To paraphrase Louis Pasteur, the great 19th century microbiologist: If microbial biomineralogy were a disease, then one could speak of epidemics of mineral formation!
On a global environmental scale, microbial biomineralogy plays a major role in the geochemical cycling of mineral-forming elements. The transfer of dissolved iron and sulfur into marine sediments, for example, is driven mainly by microbial pyrite precipitation. Microbiological precipitation of phosphate minerals also contributes to the incorporation of phosphorus into sediments, particularly in oceanic upwelling zones along the west coasts of South America and Africa. Even the chemical weathering of continental rocks and the atmosphere are influenced by microbial biomineralogy. In this instance, the precipitation of carbonate minerals by microorganisms is especially relevant because these minerals serve as a sink for atmospheric carbon dioxide and as end members in the weathering of silicate minerals, such as feldspars or olivines of igneous rocks.
Future technological uses
Synthesis of single-domain, nanometer-size magnetic particles by magnetotactic bacteria may prove useful in electronics and medicine. Similarly, researchers are studying microbial metal adsorption and mineral precipitation processes to develop passive clean-up procedures for waters contaminated by toxic metals from mine wastes and other industrial activities. It may even be possible to use microbial biomineralogy for the secondary recovery of precious metals, such as gold and silver, from dilute waste-water streams.
In the petroleum industry, microbial mineral precipitation can be used to control the invasion of water into oil reservoirs, thus extending production and enhancing oil recovery.
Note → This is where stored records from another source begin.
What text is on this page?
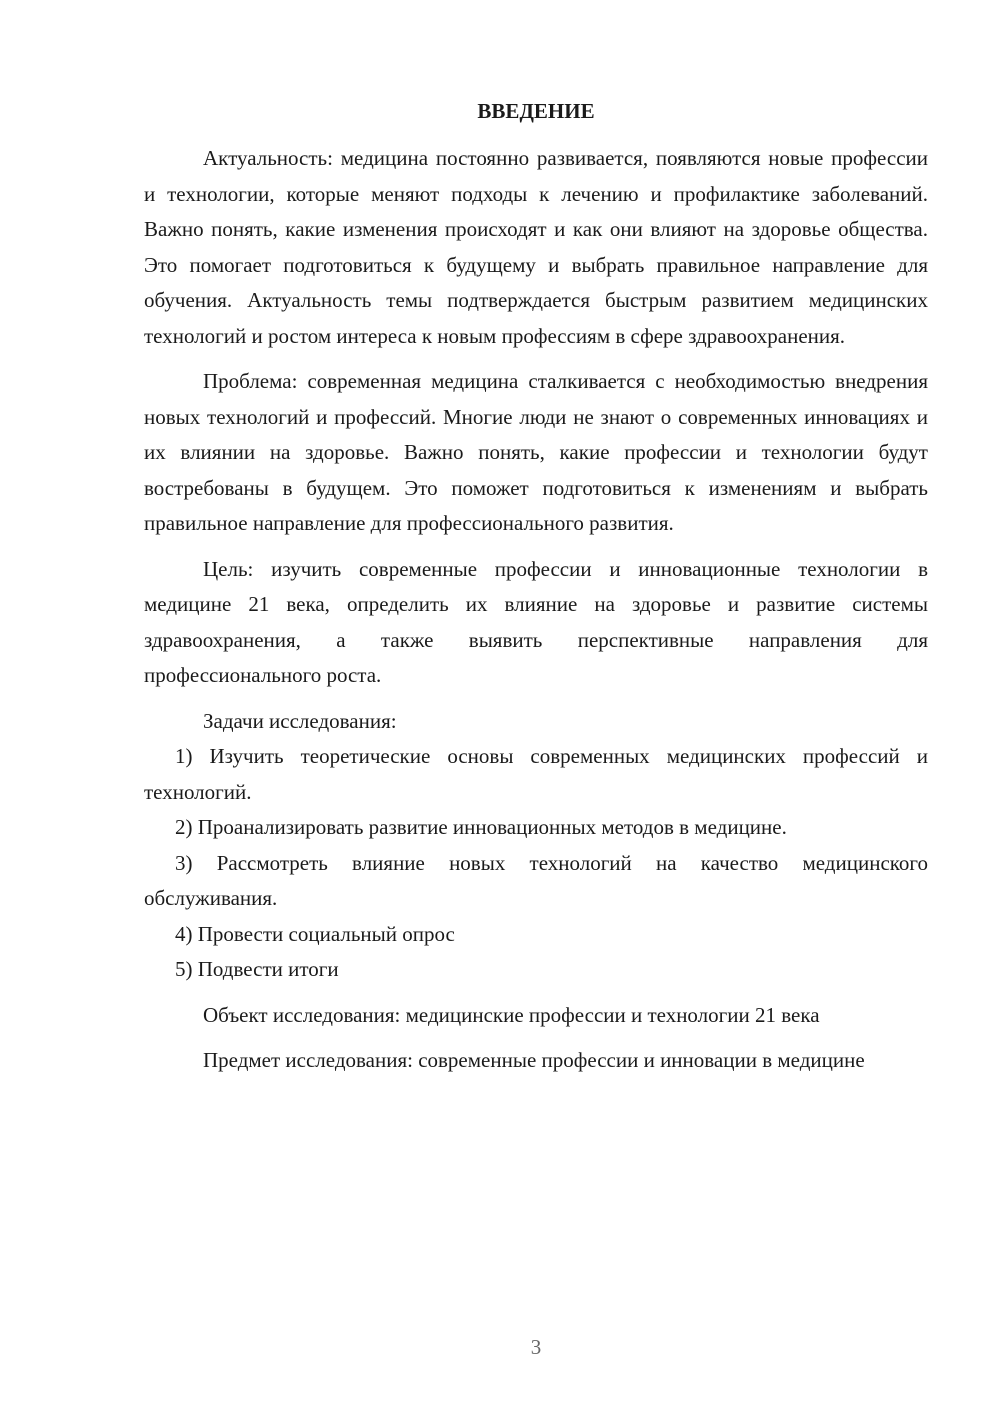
ВВЕДЕНИЕ

Актуальность: медицина постоянно развивается, появляются новые профессии и технологии, которые меняют подходы к лечению и профилактике заболеваний. Важно понять, какие изменения происходят и как они влияют на здоровье общества. Это помогает подготовиться к будущему и выбрать правильное направление для обучения. Актуальность темы подтверждается быстрым развитием медицинских технологий и ростом интереса к новым профессиям в сфере здравоохранения.

Проблема: современная медицина сталкивается с необходимостью внедрения новых технологий и профессий. Многие люди не знают о современных инновациях и их влиянии на здоровье. Важно понять, какие профессии и технологии будут востребованы в будущем. Это поможет подготовиться к изменениям и выбрать правильное направление для профессионального развития.

Цель: изучить современные профессии и инновационные технологии в медицине 21 века, определить их влияние на здоровье и развитие системы здравоохранения, а также выявить перспективные направления для профессионального роста.

Задачи исследования:

1) Изучить теоретические основы современных медицинских профессий и технологий.

2) Проанализировать развитие инновационных методов в медицине.

3) Рассмотреть влияние новых технологий на качество медицинского обслуживания.

4) Провести социальный опрос

5) Подвести итоги

Объект исследования: медицинские профессии и технологии 21 века

Предмет исследования: современные профессии и инновации в медицине

3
This is done by employing natural or injected microorganisms to precipitate a cementing mineral phase, such as calcite, to plug porous high-permeability water-bearing zones. The same strategy might be used to prevent contaminants from polluting natural aquifers.
Not all microbial-biomineral interactions are beneficial. In humans, some microorganisms produce struvite kidney stones. And, surface fouling by iron oxide-precipitating bacteria can lead to severe operational problems inside water-cooling towers and heat exchangers. The same microorganisms can plug water wells with rusty slime. Sulfate-reducing bacteria are notorious for causing corrosion problems by producing iron sulfides, which attack oil and gas pipelines, as well as refinery storage tanks and steel-reinforcement bars within concrete.
Like it or not, we're surrounded by bacteria ... which makes microbial biomineralogy an extremely broad, dynamic, and ever-growing discipline. It's a good thing mineral formation isn't infectious. Or is it?
Grant F. Ferris is assistant professor at the University of Toronto, where his research is supported by the Natural Sciences and Engineering Research Council of Canada. He obtained his Ph.D. in microbiology from the University of Guelph in 1985. He was a postdoctoral fellow in geology at the University of Western Ontario, and a research scientist with NOVA Corporation of Alberta.